Doctor Who Season 27 (Episode 3, "The Unquiet Dead")



I’m way behind on reviewing new Doctor Who episodes. I’ll probably try to zoom through the new series with some random thoughts and opinions before the final episode airs on Saturday.

I’ve really been supping from the All-U-Can-Eat Doctor Who buffet recently. Besides the new BBC series I’ve been reading Russel T. Davies' New Adventures novel Damaged Goods, listening to some of the Big Finsh audio stories including Doctor Who - Minuet in Hell and the Dalek Empire series, and I picked up the recent collection of some of the old Dave Gibbons/Doctor Who Weekly comic book stories in Doctor Who – Dragon’s Claw.
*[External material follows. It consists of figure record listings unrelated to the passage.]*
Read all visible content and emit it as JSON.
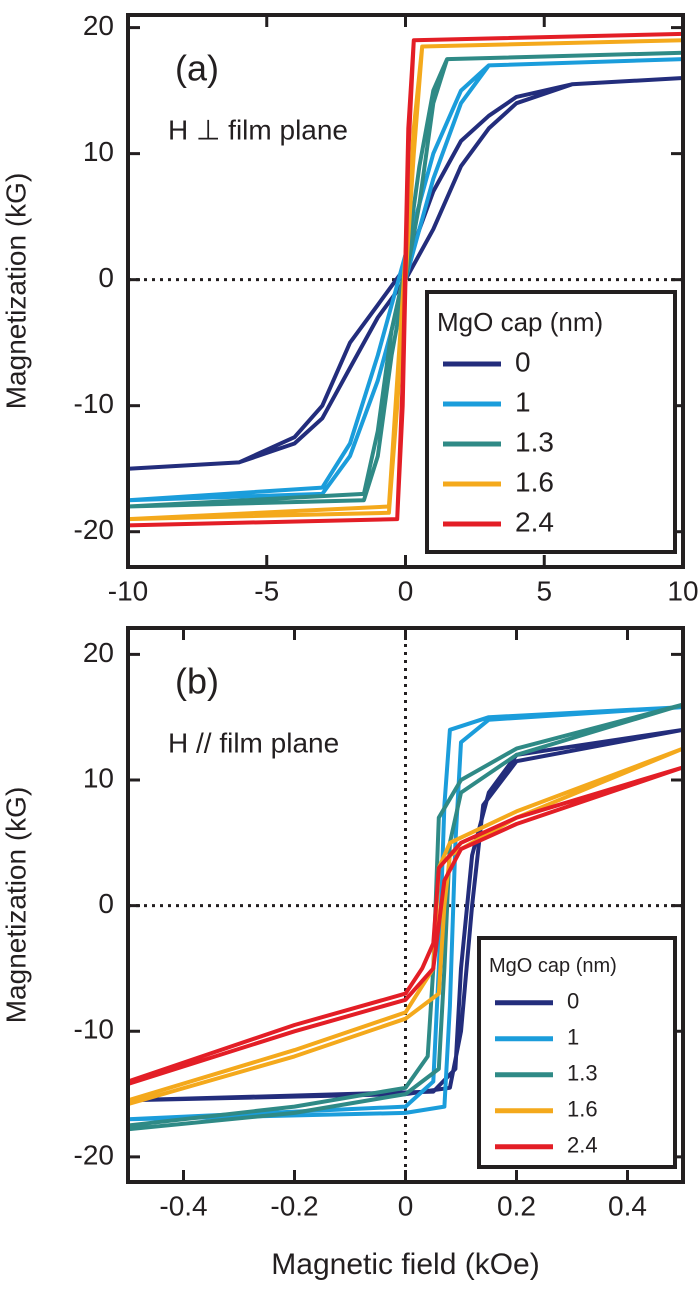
{
  "chart_data": [
    {
      "type": "line",
      "panel_label": "(a)",
      "annotation": "H ⊥ film plane",
      "y_label": "Magnetization (kG)",
      "xlim": [
        -10,
        10
      ],
      "xticks": [
        -10,
        -5,
        0,
        5,
        10
      ],
      "ylim": [
        -22.8,
        21
      ],
      "yticks": [
        -20,
        -10,
        0,
        10,
        20
      ],
      "zero_lines": [
        "y"
      ],
      "legend": "lower right",
      "legend_title": "MgO cap (nm)",
      "series": [
        {
          "name": "0",
          "color": "#232d7c",
          "x": [
            -10,
            -6,
            -4,
            -3,
            -2,
            -1,
            0,
            1,
            2,
            3,
            4,
            6,
            10,
            6,
            4,
            3,
            2,
            1,
            0,
            -1,
            -2,
            -3,
            -4,
            -6,
            -10
          ],
          "values": [
            -15,
            -14.5,
            -13,
            -11,
            -7,
            -3,
            0,
            4,
            9,
            12,
            14,
            15.5,
            16,
            15.5,
            14.5,
            13,
            11,
            7,
            1,
            -2,
            -5,
            -10,
            -12.5,
            -14.5,
            -15
          ]
        },
        {
          "name": "1",
          "color": "#1b9ddb",
          "x": [
            -10,
            -3,
            -2,
            -1,
            0,
            1,
            2,
            3,
            10,
            3,
            2,
            1,
            0,
            -1,
            -2,
            -3,
            -10
          ],
          "values": [
            -17.5,
            -17,
            -14,
            -8,
            0,
            8,
            14,
            17,
            17.5,
            17,
            15,
            10,
            2,
            -6,
            -13,
            -16.5,
            -17.5
          ]
        },
        {
          "name": "1.3",
          "color": "#2f8a86",
          "x": [
            -10,
            -1.5,
            -1,
            -0.5,
            0,
            0.5,
            1,
            1.5,
            10,
            1.5,
            1,
            0.5,
            0,
            -0.5,
            -1,
            -1.5,
            -10
          ],
          "values": [
            -18,
            -17.5,
            -14,
            -6,
            0,
            6,
            14,
            17.5,
            18,
            17.5,
            15,
            9,
            1,
            -4,
            -12,
            -17,
            -18
          ]
        },
        {
          "name": "1.6",
          "color": "#f4a91c",
          "x": [
            -10,
            -0.6,
            -0.3,
            0,
            0.3,
            0.6,
            10,
            0.6,
            0.3,
            0,
            -0.3,
            -0.6,
            -10
          ],
          "values": [
            -19,
            -18.5,
            -10,
            0,
            10,
            18.5,
            19,
            18.5,
            12,
            2,
            -8,
            -18,
            -19
          ]
        },
        {
          "name": "2.4",
          "color": "#e31e26",
          "x": [
            -10,
            -0.3,
            -0.1,
            0.1,
            0.3,
            10,
            0.3,
            0.1,
            -0.1,
            -0.3,
            -10
          ],
          "values": [
            -19.5,
            -19,
            -10,
            10,
            19,
            19.5,
            19,
            12,
            -8,
            -19,
            -19.5
          ]
        }
      ]
    },
    {
      "type": "line",
      "panel_label": "(b)",
      "annotation": "H // film plane",
      "y_label": "Magnetization (kG)",
      "x_label": "Magnetic field (kOe)",
      "xlim": [
        -0.5,
        0.5
      ],
      "xticks": [
        -0.4,
        -0.2,
        0,
        0.2,
        0.4
      ],
      "ylim": [
        -22,
        22.1
      ],
      "yticks": [
        -20,
        -10,
        0,
        10,
        20
      ],
      "zero_lines": [
        "x",
        "y"
      ],
      "legend": "lower right",
      "legend_title": "MgO cap (nm)",
      "series": [
        {
          "name": "0",
          "color": "#232d7c",
          "x": [
            -0.5,
            0,
            0.08,
            0.1,
            0.12,
            0.14,
            0.2,
            0.5,
            0.2,
            0.15,
            0.12,
            0.1,
            0.09,
            0.05,
            -0.5
          ],
          "values": [
            -15.5,
            -15,
            -14.5,
            -10,
            0,
            8,
            11.5,
            14,
            12,
            9,
            4,
            -5,
            -13,
            -14.8,
            -15.5
          ]
        },
        {
          "name": "1",
          "color": "#1b9ddb",
          "x": [
            -0.5,
            0,
            0.07,
            0.08,
            0.09,
            0.1,
            0.15,
            0.5,
            0.15,
            0.08,
            0.07,
            0.06,
            0.05,
            0,
            -0.5
          ],
          "values": [
            -17,
            -16.5,
            -16,
            -8,
            5,
            13,
            14.8,
            15.8,
            15,
            14,
            8,
            -5,
            -14,
            -16,
            -17
          ]
        },
        {
          "name": "1.3",
          "color": "#2f8a86",
          "x": [
            -0.5,
            -0.2,
            0,
            0.06,
            0.07,
            0.08,
            0.1,
            0.2,
            0.5,
            0.2,
            0.1,
            0.06,
            0.05,
            0.04,
            0,
            -0.2,
            -0.5
          ],
          "values": [
            -17.8,
            -16.5,
            -15,
            -13,
            -5,
            5,
            9,
            12,
            16,
            12.5,
            10,
            7,
            -5,
            -12,
            -14.5,
            -16,
            -17.5
          ]
        },
        {
          "name": "1.6",
          "color": "#f4a91c",
          "x": [
            -0.5,
            -0.2,
            0,
            0.06,
            0.07,
            0.08,
            0.2,
            0.5,
            0.2,
            0.08,
            0.06,
            0.05,
            0,
            -0.2,
            -0.5
          ],
          "values": [
            -15.8,
            -12,
            -9,
            -7,
            0,
            4,
            7,
            12.5,
            7.5,
            5,
            3,
            -5,
            -8.5,
            -11.5,
            -15.5
          ]
        },
        {
          "name": "2.4",
          "color": "#e31e26",
          "x": [
            -0.5,
            -0.2,
            0,
            0.05,
            0.07,
            0.1,
            0.2,
            0.5,
            0.2,
            0.1,
            0.06,
            0.05,
            0.03,
            0,
            -0.2,
            -0.5
          ],
          "values": [
            -14.2,
            -10,
            -7.5,
            -5,
            2,
            4.5,
            6.5,
            11,
            7,
            5,
            3,
            -3,
            -5,
            -7,
            -9.5,
            -14
          ]
        }
      ]
    }
  ]
}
In any case, on to episode 3 of the new Doctor Who series…


"Mr. Dickens, are those real?"

The Doctor and Rose land in Cardiff, 1869. The local funeral home is having a problem with the corpses of the recently dead coming back to life and wandering off, a fact that the owners are desperately trying to hide. (Shades of Brain Dead and Dellamore, Dellamorte.) When one of the dead people crashes a talk given by Charles Dickens (Simon Callow, who has played the author often enough that he was probably able to provide his own costume), the Doctor decides to help the “ghosts” that are controlling the bodies, actually gaseous aliens who call themselves the Gelf.
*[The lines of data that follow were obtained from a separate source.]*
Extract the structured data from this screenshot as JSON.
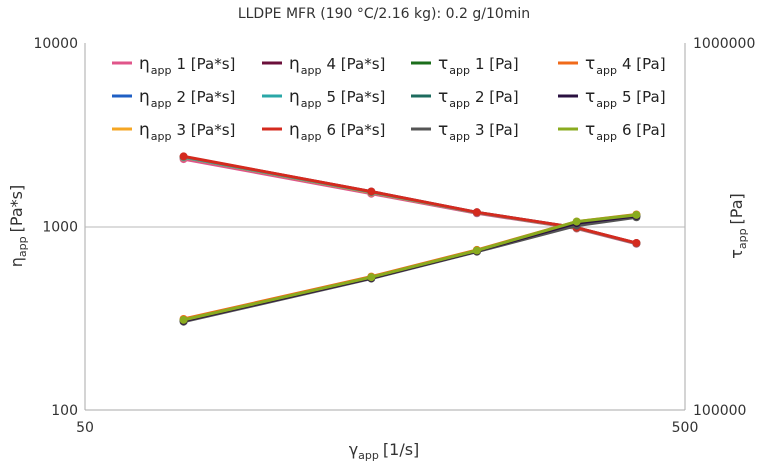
{
  "chart_data": {
    "type": "line",
    "title": "LLDPE MFR (190 °C/2.16 kg): 0.2 g/10min",
    "x_scale": "log",
    "y_scale": "log",
    "y2_scale": "log",
    "xlim": [
      50,
      500
    ],
    "ylim": [
      100,
      10000
    ],
    "y2lim": [
      100000,
      1000000
    ],
    "x_ticks": [
      "50",
      "500"
    ],
    "y_ticks": [
      "100",
      "1000",
      "10000"
    ],
    "y2_ticks": [
      "100000",
      "1000000"
    ],
    "xlabel": {
      "sym": "γ",
      "sub": "app",
      "unit": "[1/s]"
    },
    "ylabel": {
      "sym": "η",
      "sub": "app",
      "unit": "[Pa*s]"
    },
    "y2label": {
      "sym": "τ",
      "sub": "app",
      "unit": "[Pa]"
    },
    "grid": "horizontal line at 1000 only",
    "legend_position": "top",
    "x": [
      73,
      150,
      225,
      330,
      415
    ],
    "series": [
      {
        "name": "η_app 1 [Pa*s]",
        "sym": "η",
        "sub": "app",
        "idx": "1",
        "unit": "[Pa*s]",
        "axis": "left",
        "color": "#e0558a",
        "values": [
          2330,
          1510,
          1180,
          975,
          805
        ]
      },
      {
        "name": "η_app 2 [Pa*s]",
        "sym": "η",
        "sub": "app",
        "idx": "2",
        "unit": "[Pa*s]",
        "axis": "left",
        "color": "#1f5fc4",
        "values": [
          2380,
          1530,
          1190,
          980,
          810
        ]
      },
      {
        "name": "η_app 3 [Pa*s]",
        "sym": "η",
        "sub": "app",
        "idx": "3",
        "unit": "[Pa*s]",
        "axis": "left",
        "color": "#f5a623",
        "values": [
          2380,
          1530,
          1190,
          980,
          810
        ]
      },
      {
        "name": "η_app 4 [Pa*s]",
        "sym": "η",
        "sub": "app",
        "idx": "4",
        "unit": "[Pa*s]",
        "axis": "left",
        "color": "#6b0f3a",
        "values": [
          2400,
          1550,
          1195,
          985,
          812
        ]
      },
      {
        "name": "η_app 5 [Pa*s]",
        "sym": "η",
        "sub": "app",
        "idx": "5",
        "unit": "[Pa*s]",
        "axis": "left",
        "color": "#2aa7a7",
        "values": [
          2390,
          1540,
          1192,
          982,
          810
        ]
      },
      {
        "name": "η_app 6 [Pa*s]",
        "sym": "η",
        "sub": "app",
        "idx": "6",
        "unit": "[Pa*s]",
        "axis": "left",
        "color": "#d42a1e",
        "values": [
          2410,
          1550,
          1195,
          985,
          813
        ]
      },
      {
        "name": "τ_app 1 [Pa]",
        "sym": "τ",
        "sub": "app",
        "idx": "1",
        "unit": "[Pa]",
        "axis": "right",
        "color": "#1b6e1b",
        "values": [
          175000,
          229000,
          271000,
          323000,
          338000
        ]
      },
      {
        "name": "τ_app 2 [Pa]",
        "sym": "τ",
        "sub": "app",
        "idx": "2",
        "unit": "[Pa]",
        "axis": "right",
        "color": "#1d6b5e",
        "values": [
          176000,
          230000,
          272000,
          324000,
          340000
        ]
      },
      {
        "name": "τ_app 3 [Pa]",
        "sym": "τ",
        "sub": "app",
        "idx": "3",
        "unit": "[Pa]",
        "axis": "right",
        "color": "#555555",
        "values": [
          174000,
          228000,
          270000,
          318000,
          335000
        ]
      },
      {
        "name": "τ_app 4 [Pa]",
        "sym": "τ",
        "sub": "app",
        "idx": "4",
        "unit": "[Pa]",
        "axis": "right",
        "color": "#f06a1a",
        "values": [
          177000,
          231000,
          273000,
          326000,
          341000
        ]
      },
      {
        "name": "τ_app 5 [Pa]",
        "sym": "τ",
        "sub": "app",
        "idx": "5",
        "unit": "[Pa]",
        "axis": "right",
        "color": "#2a1040",
        "values": [
          175000,
          229000,
          271000,
          323000,
          338000
        ]
      },
      {
        "name": "τ_app 6 [Pa]",
        "sym": "τ",
        "sub": "app",
        "idx": "6",
        "unit": "[Pa]",
        "axis": "right",
        "color": "#8aab1f",
        "values": [
          176000,
          230000,
          272000,
          326000,
          340000
        ]
      }
    ]
  }
}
Of the episodes I’ve seen I think “The Unquiet Dead” suffers the most from the new faster pace of the series. The story would have been four episodes back in the Tom Baker years, but compressed into the space of two some important plot points get lost. Chief among them is that it isn’t at all clear why the Doctor is so quick to trust the Gelf. We see a Gelf controlled corpse kill someone so we more or less know they are hostile right away, but the Doctor accepts their statements about being on the edge of extinction at face value.

This aside, “The Unquiet Dead” is witty and exciting. Simon Callow’s performance is wonderful and is a perfect reintroduction of the concept of the Doctor meeting famous people from the past.